Pada 28 Desember 2010, Yeyen dilantik sendirian sebagai (pejabat definitif) Sekretaris Badan Bahasa sekaligus menandai berdirinya lembaga baru itu. Sementara Agus Dharma, PhD menjadi pelaksana tugas (plt) Kepala Badan Bahasa. Kemudian, pada 11 Januari 2011 diangkatlah dua pejabat eselon II Badan Bahasa, yakni Cece Sobarna sebagai Kepala Pusat Pengembangan dan Pelindungan Bahasa serta Kodrat Wisnuadji sebagai Kepala Pusat Pembinaan dan Pemasyarakatan.

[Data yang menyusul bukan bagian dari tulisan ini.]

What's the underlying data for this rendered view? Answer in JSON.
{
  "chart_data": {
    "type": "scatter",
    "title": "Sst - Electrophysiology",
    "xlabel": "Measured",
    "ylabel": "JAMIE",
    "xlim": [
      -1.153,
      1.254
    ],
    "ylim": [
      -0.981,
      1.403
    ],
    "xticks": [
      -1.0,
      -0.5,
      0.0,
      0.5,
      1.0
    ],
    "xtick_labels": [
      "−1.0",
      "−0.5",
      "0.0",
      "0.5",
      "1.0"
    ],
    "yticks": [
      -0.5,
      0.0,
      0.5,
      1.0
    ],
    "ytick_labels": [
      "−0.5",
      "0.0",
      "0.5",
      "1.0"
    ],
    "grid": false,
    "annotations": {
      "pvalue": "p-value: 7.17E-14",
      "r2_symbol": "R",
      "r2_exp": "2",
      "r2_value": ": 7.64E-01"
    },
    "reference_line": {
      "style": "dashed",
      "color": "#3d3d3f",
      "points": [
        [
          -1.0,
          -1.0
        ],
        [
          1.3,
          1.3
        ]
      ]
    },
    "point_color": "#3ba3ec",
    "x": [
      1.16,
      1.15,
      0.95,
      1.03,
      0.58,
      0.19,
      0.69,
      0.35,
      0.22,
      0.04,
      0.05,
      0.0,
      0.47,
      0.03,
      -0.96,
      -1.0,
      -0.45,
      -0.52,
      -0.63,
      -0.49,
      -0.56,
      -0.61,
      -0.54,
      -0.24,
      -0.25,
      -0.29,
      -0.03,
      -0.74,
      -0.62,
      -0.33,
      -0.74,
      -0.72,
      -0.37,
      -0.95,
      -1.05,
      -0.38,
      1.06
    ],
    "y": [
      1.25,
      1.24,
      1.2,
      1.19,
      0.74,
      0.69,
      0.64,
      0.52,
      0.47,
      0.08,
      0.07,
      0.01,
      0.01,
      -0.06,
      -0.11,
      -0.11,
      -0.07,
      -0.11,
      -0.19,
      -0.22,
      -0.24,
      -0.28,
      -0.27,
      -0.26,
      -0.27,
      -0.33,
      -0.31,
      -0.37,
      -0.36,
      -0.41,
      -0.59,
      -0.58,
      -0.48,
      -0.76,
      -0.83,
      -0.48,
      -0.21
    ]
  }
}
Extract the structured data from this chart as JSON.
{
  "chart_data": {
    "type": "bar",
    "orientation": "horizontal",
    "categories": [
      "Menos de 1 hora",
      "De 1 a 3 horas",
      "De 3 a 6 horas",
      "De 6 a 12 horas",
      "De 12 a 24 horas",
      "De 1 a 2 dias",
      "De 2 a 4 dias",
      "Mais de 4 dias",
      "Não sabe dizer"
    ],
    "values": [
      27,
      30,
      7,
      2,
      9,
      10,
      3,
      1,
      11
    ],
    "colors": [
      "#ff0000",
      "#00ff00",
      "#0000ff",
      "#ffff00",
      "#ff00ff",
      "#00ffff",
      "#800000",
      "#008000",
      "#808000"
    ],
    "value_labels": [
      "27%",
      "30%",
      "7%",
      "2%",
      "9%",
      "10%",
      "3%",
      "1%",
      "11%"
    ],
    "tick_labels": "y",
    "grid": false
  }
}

Mengapa harus dibentuk Badan Bahasa? Menurut Yeyen, semangat masyarakat untuk mendorong Pusat Bahasa menjadi lembaga yang punya kewenangan lebih besar, sudah tergambar dalam putusan Kongres Bahasa, sejak 1988. Para peserta berkeinginan agar (Kepala) Pusat Bahasa dinaikkan eselonnya, dari eselon II yang berada di bawah sekretariat jenderal kementerian, menjadi eselon I yang bertanggung jawab langsung kepada Menteri Pendidikan Nasional (sekarang Menteri Pendidikan dan Kebudayaan).
Dalam segi teknis kebahasaan, ada tugas dan fungsi Badan Bahasa, yakni pengembangan, pembinaan, dan pelindungan bahasa. Selama ini, terus dilakukan berbagai penelitian kebahasaan dan kesastraan. Salah satu kegiatan unggulan Badan Bahasa adalah penelitian tentang kekerabatan bahasa-bahasa daerah di wilayah Negara Kesatuan Republik Indonesia (NKRI) yang wujud akhirnya berbentuk peta bahasa. Sampai setakat ini, dari penelitian tersebut, sudah terpetakan 548 bahasa. Masih ada wilayah sebaran bahasa yang belum terpetakan, terutama di sebagian Papua, Maluku, dan Maluku Utara. ”Kami terus melakukan pemetaan,” ujar Yeyen. Peta bahasa itu sangat penting karena dapat menjadi bukti, kalau bahasa-bahasa itu eksis di suatu daerah berarti secara politis daerah itu merupakan wilayah NKRI. Dengan demikian, peta bahasa bisa menguatkan garis batas wilayah negara.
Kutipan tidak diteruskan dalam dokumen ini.